Food services and drinking places — a closely watched barometer of discretionary consumer behavior — gained 0.4 percent in February and are up 5.2 percent from February 2025. Restaurant spending growing faster than overall retail is typically interpreted as a sign of consumer confidence, as dining out is one of the first categories households cut when budgets tighten.

On the downside, furniture and home furnishings stores fell 1.0 percent on the month and are down 5.6 percent year-over-year, a persistent soft spot that likely reflects the continued drag from elevated mortgage rates suppressing home purchases and the associated furnishing demand. Department stores declined 3.0 percent in February on a month-over-month basis — though advance estimates are not available for this category in the advance release — and are down 5.4 percent from a year ago, extending a structural contraction trend.

Real vs. Nominal: Inflation Still in the Picture

Retail sales data are reported in nominal dollars and are not adjusted for price changes. With consumer prices still running above the Federal Reserve's 2 percent target, some portion of the nominal 3.7 percent year-over-year gain in retail sales reflects higher prices rather than greater purchasing volume. Gasoline station sales illustrate this dynamic clearly: a 0.9 percent monthly rise in that category may reflect price fluctuations at the pump rather than consumers filling their tanks more frequently.

The control group's 4.1 percent year-over-year gain, if deflated by a core goods price measure running closer to 2 percent, would still imply positive real spending growth — a constructive signal for first-quarter GDP tracking. Macro forecasters updating their nowcasts will likely interpret the February control group print as modestly supportive of real consumer spending in Q1 2026.

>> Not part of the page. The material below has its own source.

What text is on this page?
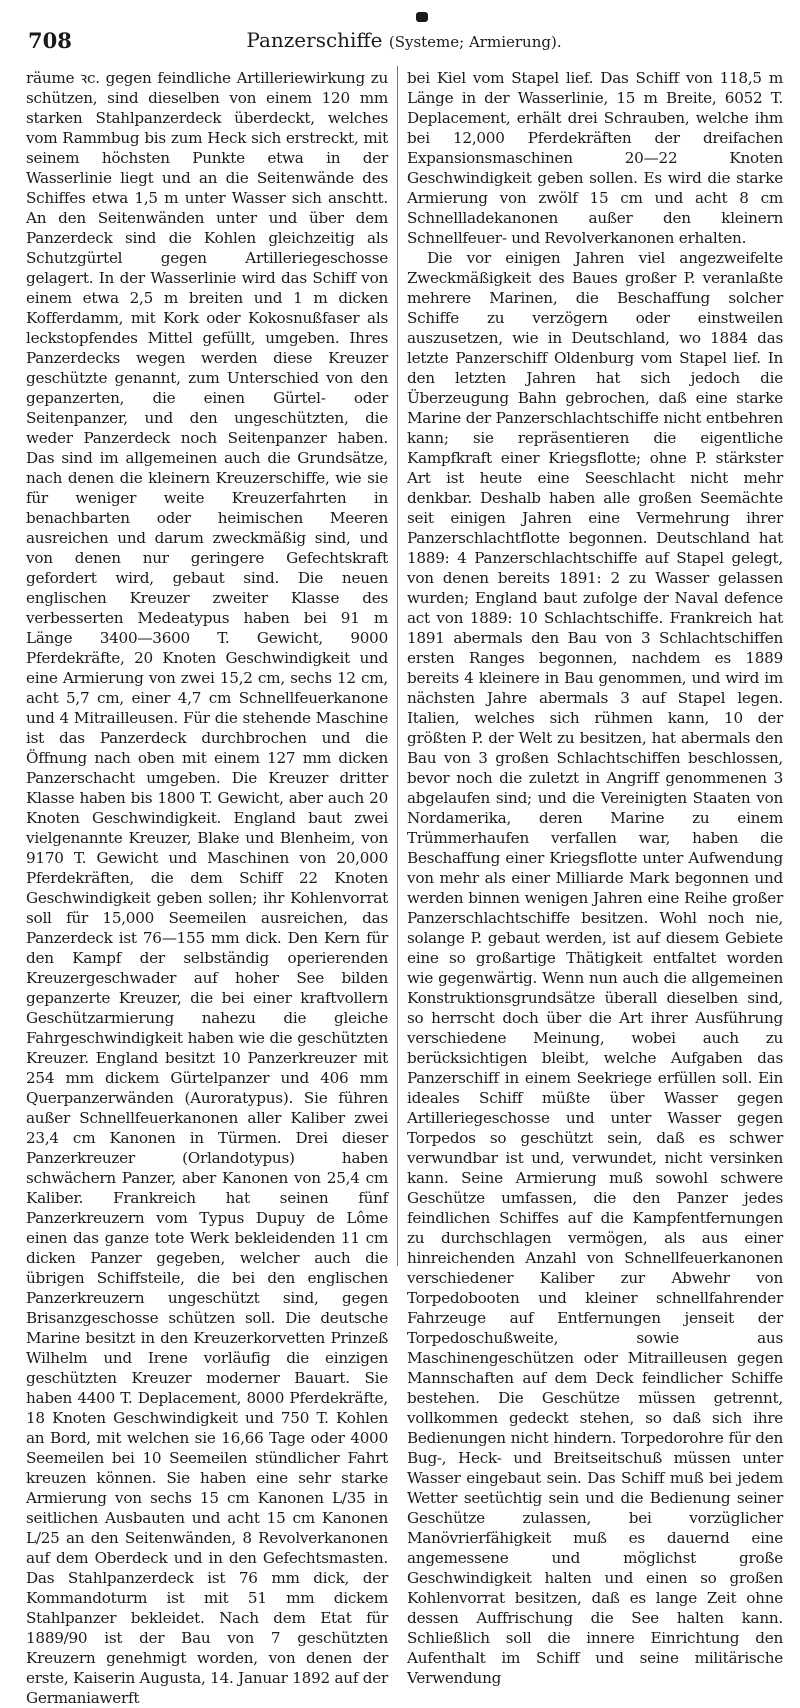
708	Panzerschiffe (Systeme; Armierung).

räume ꝛc. gegen feindliche Artilleriewirkung zu schützen, sind dieselben von einem 120 mm starken Stahlpanzerdeck überdeckt, welches vom Rammbug bis zum Heck sich erstreckt, mit seinem höchsten Punkte etwa in der Wasserlinie liegt und an die Seitenwände des Schiffes etwa 1,5 m unter Wasser sich anschtt. An den Seitenwänden unter und über dem Panzerdeck sind die Kohlen gleichzeitig als Schutzgürtel gegen Artilleriegeschosse gelagert. In der Wasserlinie wird das Schiff von einem etwa 2,5 m breiten und 1 m dicken Kofferdamm, mit Kork oder Kokosnußfaser als leckstopfendes Mittel gefüllt, umgeben. Ihres Panzerdecks wegen werden diese Kreuzer geschützte genannt, zum Unterschied von den gepanzerten, die einen Gürtel- oder Seitenpanzer, und den ungeschützten, die weder Panzerdeck noch Seitenpanzer haben. Das sind im allgemeinen auch die Grundsätze, nach denen die kleinern Kreuzerschiffe, wie sie für weniger weite Kreuzerfahrten in benachbarten oder heimischen Meeren ausreichen und darum zweckmäßig sind, und von denen nur geringere Gefechtskraft gefordert wird, gebaut sind. Die neuen englischen Kreuzer zweiter Klasse des verbesserten Medeatypus haben bei 91 m Länge 3400—3600 T. Gewicht, 9000 Pferdekräfte, 20 Knoten Geschwindigkeit und eine Armierung von zwei 15,2 cm, sechs 12 cm, acht 5,7 cm, einer 4,7 cm Schnellfeuerkanone und 4 Mitrailleusen. Für die stehende Maschine ist das Panzerdeck durchbrochen und die Öffnung nach oben mit einem 127 mm dicken Panzerschacht umgeben. Die Kreuzer dritter Klasse haben bis 1800 T. Gewicht, aber auch 20 Knoten Geschwindigkeit. England baut zwei vielgenannte Kreuzer, Blake und Blenheim, von 9170 T. Gewicht und Maschinen von 20,000 Pferdekräften, die dem Schiff 22 Knoten Geschwindigkeit geben sollen; ihr Kohlenvorrat soll für 15,000 Seemeilen ausreichen, das Panzerdeck ist 76—155 mm dick. Den Kern für den Kampf der selbständig operierenden Kreuzergeschwader auf hoher See bilden gepanzerte Kreuzer, die bei einer kraftvollern Geschützarmierung nahezu die gleiche Fahrgeschwindigkeit haben wie die geschützten Kreuzer. England besitzt 10 Panzerkreuzer mit 254 mm dickem Gürtelpanzer und 406 mm Querpanzerwänden (Auroratypus). Sie führen außer Schnellfeuerkanonen aller Kaliber zwei 23,4 cm Kanonen in Türmen. Drei dieser Panzerkreuzer (Orlandotypus) haben schwächern Panzer, aber Kanonen von 25,4 cm Kaliber. Frankreich hat seinen fünf Panzerkreuzern vom Typus Dupuy de Lôme einen das ganze tote Werk bekleidenden 11 cm dicken Panzer gegeben, welcher auch die übrigen Schiffsteile, die bei den englischen Panzerkreuzern ungeschützt sind, gegen Brisanzgeschosse schützen soll. Die deutsche Marine besitzt in den Kreuzerkorvetten Prinzeß Wilhelm und Irene vorläufig die einzigen geschützten Kreuzer moderner Bauart. Sie haben 4400 T. Deplacement, 8000 Pferdekräfte, 18 Knoten Geschwindigkeit und 750 T. Kohlen an Bord, mit welchen sie 16,66 Tage oder 4000 Seemeilen bei 10 Seemeilen stündlicher Fahrt kreuzen können. Sie haben eine sehr starke Armierung von sechs 15 cm Kanonen L/35 in seitlichen Ausbauten und acht 15 cm Kanonen L/25 an den Seitenwänden, 8 Revolverkanonen auf dem Oberdeck und in den Gefechtsmasten. Das Stahlpanzerdeck ist 76 mm dick, der Kommandoturm ist mit 51 mm dickem Stahlpanzer bekleidet. Nach dem Etat für 1889/90 ist der Bau von 7 geschützten Kreuzern genehmigt worden, von denen der erste, Kaiserin Augusta, 14. Januar 1892 auf der Germaniawerft

bei Kiel vom Stapel lief. Das Schiff von 118,5 m Länge in der Wasserlinie, 15 m Breite, 6052 T. Deplacement, erhält drei Schrauben, welche ihm bei 12,000 Pferdekräften der dreifachen Expansionsmaschinen 20—22 Knoten Geschwindigkeit geben sollen. Es wird die starke Armierung von zwölf 15 cm und acht 8 cm Schnellladekanonen außer den kleinern Schnellfeuer- und Revolverkanonen erhalten.

Die vor einigen Jahren viel angezweifelte Zweckmäßigkeit des Baues großer P. veranlaßte mehrere Marinen, die Beschaffung solcher Schiffe zu verzögern oder einstweilen auszusetzen, wie in Deutschland, wo 1884 das letzte Panzerschiff Oldenburg vom Stapel lief. In den letzten Jahren hat sich jedoch die Überzeugung Bahn gebrochen, daß eine starke Marine der Panzerschlachtschiffe nicht entbehren kann; sie repräsentieren die eigentliche Kampfkraft einer Kriegsflotte; ohne P. stärkster Art ist heute eine Seeschlacht nicht mehr denkbar. Deshalb haben alle großen Seemächte seit einigen Jahren eine Vermehrung ihrer Panzerschlachtflotte begonnen. Deutschland hat 1889: 4 Panzerschlachtschiffe auf Stapel gelegt, von denen bereits 1891: 2 zu Wasser gelassen wurden; England baut zufolge der Naval defence act von 1889: 10 Schlachtschiffe. Frankreich hat 1891 abermals den Bau von 3 Schlachtschiffen ersten Ranges begonnen, nachdem es 1889 bereits 4 kleinere in Bau genommen, und wird im nächsten Jahre abermals 3 auf Stapel legen. Italien, welches sich rühmen kann, 10 der größten P. der Welt zu besitzen, hat abermals den Bau von 3 großen Schlachtschiffen beschlossen, bevor noch die zuletzt in Angriff genommenen 3 abgelaufen sind; und die Vereinigten Staaten von Nordamerika, deren Marine zu einem Trümmerhaufen verfallen war, haben die Beschaffung einer Kriegsflotte unter Aufwendung von mehr als einer Milliarde Mark begonnen und werden binnen wenigen Jahren eine Reihe großer Panzerschlachtschiffe besitzen. Wohl noch nie, solange P. gebaut werden, ist auf diesem Gebiete eine so großartige Thätigkeit entfaltet worden wie gegenwärtig. Wenn nun auch die allgemeinen Konstruktionsgrundsätze überall dieselben sind, so herrscht doch über die Art ihrer Ausführung verschiedene Meinung, wobei auch zu berücksichtigen bleibt, welche Aufgaben das Panzerschiff in einem Seekriege erfüllen soll. Ein ideales Schiff müßte über Wasser gegen Artilleriegeschosse und unter Wasser gegen Torpedos so geschützt sein, daß es schwer verwundbar ist und, verwundet, nicht versinken kann. Seine Armierung muß sowohl schwere Geschütze umfassen, die den Panzer jedes feindlichen Schiffes auf die Kampfentfernungen zu durchschlagen vermögen, als aus einer hinreichenden Anzahl von Schnellfeuerkanonen verschiedener Kaliber zur Abwehr von Torpedobooten und kleiner schnellfahrender Fahrzeuge auf Entfernungen jenseit der Torpedoschußweite, sowie aus Maschinengeschützen oder Mitrailleusen gegen Mannschaften auf dem Deck feindlicher Schiffe bestehen. Die Geschütze müssen getrennt, vollkommen gedeckt stehen, so daß sich ihre Bedienungen nicht hindern. Torpedorohre für den Bug-, Heck- und Breitseitschuß müssen unter Wasser eingebaut sein. Das Schiff muß bei jedem Wetter seetüchtig sein und die Bedienung seiner Geschütze zulassen, bei vorzüglicher Manövrierfähigkeit muß es dauernd eine angemessene und möglichst große Geschwindigkeit halten und einen so großen Kohlenvorrat besitzen, daß es lange Zeit ohne dessen Auffrischung die See halten kann. Schließlich soll die innere Einrichtung den Aufenthalt im Schiff und seine militärische Verwendung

Consumer Health: Resilient but Not Accelerating

February's 0.6 percent headline gain, coming on the heels of a revised 0.1 percent January decline, paints a picture of a consumer who is spending but not accelerating. The year-over-year pace of 3.7 percent is solid in nominal terms but not exceptional relative to the post-pandemic spending surge. Categories tied to housing remain under pressure, while services-adjacent spending — restaurants, health and personal care — continues to hold up.

One methodological note worth flagging: the Census Bureau announced that the Annual Retail Trade Survey has transitioned to the Annual Integrated Economic Survey, which will delay the annual revision to the Monthly Retail Trade Survey benchmarks. The timing of that revision update is currently unknown, which introduces slightly more uncertainty than usual around the seasonal adjustment factors embedded in these estimates.

The next scheduled release — the March 2026 Advance Monthly Retail Trade report — is due April 21, 2026. The critical data point to watch will be whether the control group can sustain or accelerate its 0.4 percent February reading. A second consecutive positive month would firmly establish Q1 2026 consumer spending as a net contributor to GDP growth; a reversal would raise questions about whether February's gain was a one-month bounce after January's softness.